Suara.com - Psikolog berpendapat bahwa "Pandemic shaming" atau mempermalukan seseorang ketika pandemi Covid-19 untuk mengikuti pedoman kesehatan tidak efektif dalam mengubah perilaku masyarakat.
Pandemi virus corona mengubah kehidupan sehari-hari bagi sebagian besar orang di dunia. Seperti memakai masker, yang dahulu dianggap aneh oleh orang Amerika, kini sudah menjadi hal biasa. Tapi hal tersebut masih menyebabkan perpecahan di antara orang-orang.
Beberapa orang memakai topeng sepanjang waktu di tempat umum, sedangkan ada yang memakainya ketika pergi dan di dalam ruangan. Dan yang lain tidak memakai masker sama sekali. Hal itu menyebabkan munculnya apa yang oleh beberapa ahli disebut "pandemic shaming."
Para psikolog mengatakan mempermalukan bukanlah cara yang tepat untuk mengubah perilaku orang lain.
"Kami benar-benar mencoba untuk menjauh dari mempermalukan seseorang agar menyesuaikan diri atau berpartisipasi dalam apa yang kami pikir adalah sebuah pedoman," kata Dr. Lynnea Lindsey, direktur Behavioral Health Services di Legacy Health disadur dari Komo News, Senin (27/6/2020).

"Secara psikologis, kami tidak akan mendorong cara berinteraksi seperti itu." tambahnya.
Para ahli mengatakan mereka yang mempermalukan orang lain, apa pun penyebabnya, mencoba membujuk orang lain untuk melakukan sesuatu dengan cara yang berbeda.
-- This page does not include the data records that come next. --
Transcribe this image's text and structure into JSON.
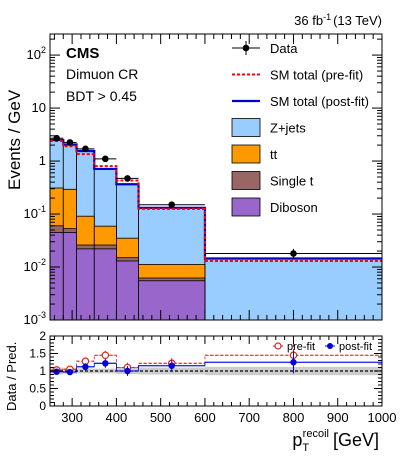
{
  "chart_data": [
    {
      "panel": "main",
      "type": "stacked-step-histogram",
      "lumi_label": "36 fb",
      "lumi_sup": "-1",
      "energy_label": "(13 TeV)",
      "experiment": "CMS",
      "region": "Dimuon CR",
      "selection": "BDT > 0.45",
      "ylabel": "Events / GeV",
      "yscale": "log",
      "ylim": [
        0.001,
        250
      ],
      "xlim": [
        250,
        1000
      ],
      "x_tick_labels": [
        "300",
        "400",
        "500",
        "600",
        "700",
        "800",
        "900",
        "1000"
      ],
      "y_tick_labels": [
        {
          "base": "10",
          "exp": "-3",
          "value": 0.001
        },
        {
          "base": "10",
          "exp": "-2",
          "value": 0.01
        },
        {
          "base": "10",
          "exp": "-1",
          "value": 0.1
        },
        {
          "base": "1",
          "exp": "",
          "value": 1
        },
        {
          "base": "10",
          "exp": "",
          "value": 10
        },
        {
          "base": "10",
          "exp": "2",
          "value": 100
        }
      ],
      "bin_edges": [
        250,
        280,
        310,
        350,
        400,
        450,
        600,
        1000
      ],
      "stack": [
        {
          "name": "Diboson",
          "color": "#9966cc",
          "values": [
            0.045,
            0.045,
            0.022,
            0.022,
            0.013,
            0.0055,
            0.0
          ]
        },
        {
          "name": "Single t",
          "color": "#996666",
          "values": [
            0.015,
            0.008,
            0.004,
            0.004,
            0.002,
            0.0007,
            0.0
          ]
        },
        {
          "name": "tt",
          "color": "#ff9900",
          "values": [
            0.25,
            0.24,
            0.065,
            0.033,
            0.02,
            0.005,
            0.0
          ]
        },
        {
          "name": "Z+jets",
          "color": "#99ccff",
          "values": [
            2.19,
            1.75,
            1.45,
            0.65,
            0.33,
            0.12,
            0.0145
          ]
        }
      ],
      "prefit_total": {
        "name": "SM total (pre-fit)",
        "color": "#ff0000",
        "values": [
          2.4,
          1.9,
          1.35,
          0.8,
          0.43,
          0.125,
          0.013
        ]
      },
      "postfit_total": {
        "name": "SM total (post-fit)",
        "color": "#0000cc",
        "values": [
          2.5,
          2.05,
          1.55,
          0.71,
          0.365,
          0.131,
          0.0145
        ]
      },
      "data": {
        "name": "Data",
        "x": [
          265,
          295,
          330,
          375,
          425,
          525,
          800
        ],
        "y": [
          2.7,
          2.25,
          1.7,
          1.1,
          0.47,
          0.15,
          0.018
        ],
        "yerr": [
          0.18,
          0.16,
          0.13,
          0.09,
          0.06,
          0.018,
          0.004
        ],
        "xerr": [
          15,
          15,
          20,
          25,
          25,
          75,
          200
        ]
      },
      "legend": [
        {
          "label": "Data",
          "kind": "marker"
        },
        {
          "label": "SM total (pre-fit)",
          "kind": "dashed-line"
        },
        {
          "label": "SM total (post-fit)",
          "kind": "line"
        },
        {
          "label": "Z+jets",
          "kind": "box"
        },
        {
          "label": "tt",
          "kind": "box"
        },
        {
          "label": "Single t",
          "kind": "box"
        },
        {
          "label": "Diboson",
          "kind": "box"
        }
      ],
      "legend_position": "top-right"
    },
    {
      "panel": "ratio",
      "type": "ratio-scatter",
      "ylabel": "Data / Pred.",
      "xlabel": "p",
      "xlabel_sub": "T",
      "xlabel_sup": "recoil",
      "xlabel_unit": "[GeV]",
      "ylim": [
        0,
        2
      ],
      "xlim": [
        250,
        1000
      ],
      "y_tick_labels": [
        "0",
        "0.5",
        "1",
        "1.5",
        "2"
      ],
      "x_tick_labels": [
        "300",
        "400",
        "500",
        "600",
        "700",
        "800",
        "900",
        "1000"
      ],
      "uncertainty_band": {
        "low": [
          0.9,
          0.92,
          0.93,
          0.93,
          0.91,
          0.9,
          0.88
        ],
        "high": [
          1.1,
          1.08,
          1.07,
          1.07,
          1.09,
          1.1,
          1.12
        ]
      },
      "series": [
        {
          "name": "pre-fit",
          "color": "#dd2222",
          "marker": "open-circle",
          "x": [
            265,
            295,
            330,
            375,
            425,
            525,
            800
          ],
          "y": [
            1.03,
            1.05,
            1.28,
            1.45,
            1.1,
            1.22,
            1.45
          ],
          "yerr": [
            0.08,
            0.08,
            0.1,
            0.13,
            0.14,
            0.15,
            0.32
          ]
        },
        {
          "name": "post-fit",
          "color": "#0000dd",
          "marker": "filled-circle",
          "x": [
            265,
            295,
            330,
            375,
            425,
            525,
            800
          ],
          "y": [
            0.98,
            0.97,
            1.12,
            1.22,
            1.0,
            1.15,
            1.25
          ],
          "yerr": [
            0.08,
            0.08,
            0.1,
            0.13,
            0.14,
            0.15,
            0.32
          ]
        }
      ],
      "legend_position": "top-right"
    }
  ]
}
"Malu sering tidak memiliki hasil yang sama seperti yang kita harapkan," buka Dr Roseann Fish Getchell, psikolog klinis di Providence Health Services, Amerika Serikat.
"Sejauh persuasi berjalan, kita harus memiliki hubungan dan semacam kepercayaan dengan orang itu. Sangat sulit untuk membujuk seseorang jika mereka tidak menghargai hubungan itu." jelas Dr Roseann.
Baca Juga: Travelport COVID-19 Smartpoint Plugin, Info Pendukung Masa New Normal
Dengan kata lain, mempermalukan orang asing tentu tidak akan membantu.